2. Goals / Non-goals

Goals - Implement the Go fan-out/fan-in idiom three ways and know when each fits: raw channels + worker pool, golang.org/x/sync/errgroup, and a semaphore-bounded variant. - Make fan-out bounded: a hard ceiling on concurrent sub-tasks regardless of work-set size or request rate. Prove unbounded fan-out OOMs. - Propagate context cancellation (deadline, client-disconnect, sibling failure) to every branch, and prove zero goroutine leak on early return. - Implement and contrast three partial-failure policies: fail-fast, collect-all-errors, best-effort/partial-result. - Decide ordering: does fan-in preserve input order, and what does preserving it cost in latency and memory. - Distinguish in-process fan-out (goroutines + channels) from distributed fan-out (across services or queues) — same shape, different failure model.

Non-goals - Building a general workflow/DAG engine. This is one fan-out stage, not Airflow. - Distributed-transaction semantics (that's 2PC/TCC/Saga). Branches here are independent reads or idempotent sub-tasks. - Streaming windowing/stateful joins (that's the events tier). Fan-in here joins one work-unit's sub-results, not an unbounded stream.
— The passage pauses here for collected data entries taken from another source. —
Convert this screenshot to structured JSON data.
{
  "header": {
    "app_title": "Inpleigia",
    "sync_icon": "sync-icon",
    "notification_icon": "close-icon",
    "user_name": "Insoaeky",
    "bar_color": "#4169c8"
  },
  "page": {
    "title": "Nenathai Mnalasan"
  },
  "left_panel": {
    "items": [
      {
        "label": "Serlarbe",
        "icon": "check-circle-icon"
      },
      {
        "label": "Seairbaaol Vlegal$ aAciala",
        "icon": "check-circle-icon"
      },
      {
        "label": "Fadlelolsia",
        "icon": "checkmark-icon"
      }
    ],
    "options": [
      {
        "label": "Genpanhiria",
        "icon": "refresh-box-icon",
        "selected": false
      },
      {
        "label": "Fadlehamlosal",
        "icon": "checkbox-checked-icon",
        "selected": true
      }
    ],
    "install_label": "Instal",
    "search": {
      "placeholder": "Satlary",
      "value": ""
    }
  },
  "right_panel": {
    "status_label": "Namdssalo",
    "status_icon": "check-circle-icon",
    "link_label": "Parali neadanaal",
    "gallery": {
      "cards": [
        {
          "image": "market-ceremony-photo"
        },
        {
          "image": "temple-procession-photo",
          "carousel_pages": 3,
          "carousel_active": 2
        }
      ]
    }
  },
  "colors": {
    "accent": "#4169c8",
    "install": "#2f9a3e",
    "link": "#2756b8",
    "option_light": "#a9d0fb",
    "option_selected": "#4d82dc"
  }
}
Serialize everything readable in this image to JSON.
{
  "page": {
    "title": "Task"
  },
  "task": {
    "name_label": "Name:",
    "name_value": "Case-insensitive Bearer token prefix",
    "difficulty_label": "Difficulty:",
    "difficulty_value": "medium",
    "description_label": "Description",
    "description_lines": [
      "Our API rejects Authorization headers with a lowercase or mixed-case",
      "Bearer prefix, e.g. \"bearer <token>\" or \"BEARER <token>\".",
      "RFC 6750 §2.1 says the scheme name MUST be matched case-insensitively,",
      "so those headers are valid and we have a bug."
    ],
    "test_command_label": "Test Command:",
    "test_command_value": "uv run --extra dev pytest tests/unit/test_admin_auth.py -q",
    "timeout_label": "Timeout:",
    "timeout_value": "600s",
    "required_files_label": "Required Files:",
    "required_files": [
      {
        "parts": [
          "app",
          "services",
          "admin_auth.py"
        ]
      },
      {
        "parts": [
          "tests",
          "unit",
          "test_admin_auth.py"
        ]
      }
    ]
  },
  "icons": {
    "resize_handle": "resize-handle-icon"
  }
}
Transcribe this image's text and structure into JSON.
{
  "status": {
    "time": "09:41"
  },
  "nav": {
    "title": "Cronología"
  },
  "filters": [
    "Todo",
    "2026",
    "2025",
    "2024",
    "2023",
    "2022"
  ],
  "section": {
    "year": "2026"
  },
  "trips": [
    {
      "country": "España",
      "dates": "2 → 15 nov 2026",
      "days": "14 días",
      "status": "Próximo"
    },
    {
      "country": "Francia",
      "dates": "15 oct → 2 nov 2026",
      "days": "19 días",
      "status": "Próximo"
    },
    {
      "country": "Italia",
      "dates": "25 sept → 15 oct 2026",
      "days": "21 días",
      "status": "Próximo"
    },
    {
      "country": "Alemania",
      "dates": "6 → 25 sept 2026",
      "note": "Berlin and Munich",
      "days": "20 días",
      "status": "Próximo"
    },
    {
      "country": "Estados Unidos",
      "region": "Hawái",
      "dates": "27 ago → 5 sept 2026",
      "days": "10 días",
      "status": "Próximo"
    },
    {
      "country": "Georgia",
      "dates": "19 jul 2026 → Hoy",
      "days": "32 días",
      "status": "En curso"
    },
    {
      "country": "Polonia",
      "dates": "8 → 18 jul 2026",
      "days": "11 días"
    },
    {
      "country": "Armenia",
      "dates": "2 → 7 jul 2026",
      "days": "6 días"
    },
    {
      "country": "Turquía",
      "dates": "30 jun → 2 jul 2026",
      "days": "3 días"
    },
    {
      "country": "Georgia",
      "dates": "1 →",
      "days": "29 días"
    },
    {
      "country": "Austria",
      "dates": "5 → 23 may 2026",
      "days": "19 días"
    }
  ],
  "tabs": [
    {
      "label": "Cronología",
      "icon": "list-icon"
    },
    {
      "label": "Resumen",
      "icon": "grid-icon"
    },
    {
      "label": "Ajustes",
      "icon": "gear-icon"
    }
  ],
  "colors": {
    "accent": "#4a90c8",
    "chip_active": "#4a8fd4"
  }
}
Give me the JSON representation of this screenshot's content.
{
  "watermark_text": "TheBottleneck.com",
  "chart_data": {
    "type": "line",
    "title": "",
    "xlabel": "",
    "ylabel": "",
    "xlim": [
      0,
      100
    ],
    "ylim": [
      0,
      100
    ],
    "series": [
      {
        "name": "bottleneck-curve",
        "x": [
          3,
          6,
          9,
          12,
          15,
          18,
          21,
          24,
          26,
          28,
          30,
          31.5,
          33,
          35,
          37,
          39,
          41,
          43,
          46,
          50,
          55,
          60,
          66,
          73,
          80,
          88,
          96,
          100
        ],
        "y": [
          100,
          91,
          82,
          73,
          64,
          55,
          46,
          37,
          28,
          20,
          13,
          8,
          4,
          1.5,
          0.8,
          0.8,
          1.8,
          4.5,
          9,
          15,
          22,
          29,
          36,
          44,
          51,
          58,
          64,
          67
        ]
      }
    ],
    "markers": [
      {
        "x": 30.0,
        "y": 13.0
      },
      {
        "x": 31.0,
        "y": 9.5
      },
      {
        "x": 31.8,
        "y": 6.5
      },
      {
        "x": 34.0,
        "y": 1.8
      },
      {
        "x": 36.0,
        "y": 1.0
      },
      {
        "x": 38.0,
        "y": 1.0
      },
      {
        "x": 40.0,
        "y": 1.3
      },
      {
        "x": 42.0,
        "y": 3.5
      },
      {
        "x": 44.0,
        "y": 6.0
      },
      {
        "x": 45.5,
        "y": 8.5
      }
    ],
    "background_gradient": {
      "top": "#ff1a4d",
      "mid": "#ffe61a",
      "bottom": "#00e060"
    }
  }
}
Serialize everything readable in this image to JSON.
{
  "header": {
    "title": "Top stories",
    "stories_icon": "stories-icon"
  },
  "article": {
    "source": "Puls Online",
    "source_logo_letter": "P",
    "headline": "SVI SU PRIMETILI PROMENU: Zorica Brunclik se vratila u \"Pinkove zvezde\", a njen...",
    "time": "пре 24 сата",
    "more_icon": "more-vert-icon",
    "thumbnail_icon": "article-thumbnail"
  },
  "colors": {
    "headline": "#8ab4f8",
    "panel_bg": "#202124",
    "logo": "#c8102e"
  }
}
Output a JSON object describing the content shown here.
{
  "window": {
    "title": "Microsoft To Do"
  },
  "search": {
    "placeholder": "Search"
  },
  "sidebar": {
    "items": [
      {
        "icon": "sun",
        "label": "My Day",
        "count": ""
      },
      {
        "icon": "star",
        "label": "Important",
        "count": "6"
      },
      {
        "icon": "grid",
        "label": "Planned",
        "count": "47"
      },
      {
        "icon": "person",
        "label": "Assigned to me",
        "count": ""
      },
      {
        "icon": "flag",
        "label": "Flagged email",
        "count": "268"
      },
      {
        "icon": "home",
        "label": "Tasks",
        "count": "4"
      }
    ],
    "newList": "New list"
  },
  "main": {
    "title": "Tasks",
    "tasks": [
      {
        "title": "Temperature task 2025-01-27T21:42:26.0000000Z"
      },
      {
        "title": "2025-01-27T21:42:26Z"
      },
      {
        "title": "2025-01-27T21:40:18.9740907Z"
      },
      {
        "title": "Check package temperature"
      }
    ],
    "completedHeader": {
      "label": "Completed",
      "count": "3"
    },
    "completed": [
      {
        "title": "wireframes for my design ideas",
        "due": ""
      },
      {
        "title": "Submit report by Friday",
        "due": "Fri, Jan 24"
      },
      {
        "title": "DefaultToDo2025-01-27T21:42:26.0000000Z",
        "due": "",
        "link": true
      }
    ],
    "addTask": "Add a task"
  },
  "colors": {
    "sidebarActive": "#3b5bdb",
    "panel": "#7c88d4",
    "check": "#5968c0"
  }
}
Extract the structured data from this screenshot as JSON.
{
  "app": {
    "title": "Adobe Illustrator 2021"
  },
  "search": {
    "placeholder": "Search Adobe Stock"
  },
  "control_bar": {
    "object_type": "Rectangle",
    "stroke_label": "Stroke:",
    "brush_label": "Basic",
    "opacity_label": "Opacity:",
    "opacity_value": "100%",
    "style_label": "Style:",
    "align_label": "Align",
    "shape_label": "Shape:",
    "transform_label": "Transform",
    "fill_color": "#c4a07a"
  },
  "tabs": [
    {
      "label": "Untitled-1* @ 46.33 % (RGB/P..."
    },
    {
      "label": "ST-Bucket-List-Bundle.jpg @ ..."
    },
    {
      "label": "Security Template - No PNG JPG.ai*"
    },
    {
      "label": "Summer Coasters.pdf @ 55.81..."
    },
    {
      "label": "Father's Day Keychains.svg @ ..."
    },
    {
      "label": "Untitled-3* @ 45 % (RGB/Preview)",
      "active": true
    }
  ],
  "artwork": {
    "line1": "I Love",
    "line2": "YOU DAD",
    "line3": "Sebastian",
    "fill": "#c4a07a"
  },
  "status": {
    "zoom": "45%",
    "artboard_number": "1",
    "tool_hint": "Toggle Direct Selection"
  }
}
3. Functional requirements

  1. A fan-out executor (pkg/fanout) takes a slice of Task and a per-task func(ctx, Task) (Result, error), runs them with a configurable concurrency limit, and returns joined results. Concurrency 0 must mean a sane default, never "unbounded".
  2. Three partial-failure policies, selectable per call:
  3. FailFast — first error cancels all siblings; return that error.
  4. CollectAll — run every branch; return []Result plus a joined []error (use errors.Join).
  5. BestEffort — run every branch; return successful results, drop failures, report a failure count/ratio. Caller decides if the partial result is good enough.
  6. Ordered and unordered fan-in modes. Ordered returns results aligned to input index; unordered streams them as they complete.
  7. A streaming variant (FanOutStream) for work-sets that don't fit in memory: read tasks from an <-chan Task, bound concurrency, emit to a chan<- Result, with backpressure (a slow consumer slows the producer).
  8. A demo HTTP service (cmd/gateway) whose GET /product/{id} fans out to N simulated downstreams (latency + error injectable per branch) and joins.
  9. A demo batch job (cmd/enrich) that fans a huge work-set across a bounded worker pool with a memory ceiling.

4. Load & data profile

  • Branches per unit: fan-out width F configurable; test F = 5 (request-fan-out) and F = 1,000 (batch sub-tasks per unit).
  • Work-set size (batch): generate ≥ 100M tasks; a single run streams ≥ 50M through the pipeline so the work-set cannot be held in memory.
  • Branch latency: each simulated branch draws from a distribution, not a constant — base 5 ms, with a p99 of 200 ms and an injectable tail (one branch in 1,000 sleeps 2 s) to create stragglers.
  • Branch failure: injectable error rate per branch (0%, 1%, 10%) and a "branch N always fails" mode for policy tests.
  • Request rate (service): open-model driver, sweep 100 → 2,000 → 10,000 RPS, each request fanning out to F=5. Total in-flight sub-tasks = RPS × F × branch latency — this is the number that OOMs you.
  • Generator: cmd/gen is deterministic given a seed; the same seed reproduces the same straggler/failure pattern.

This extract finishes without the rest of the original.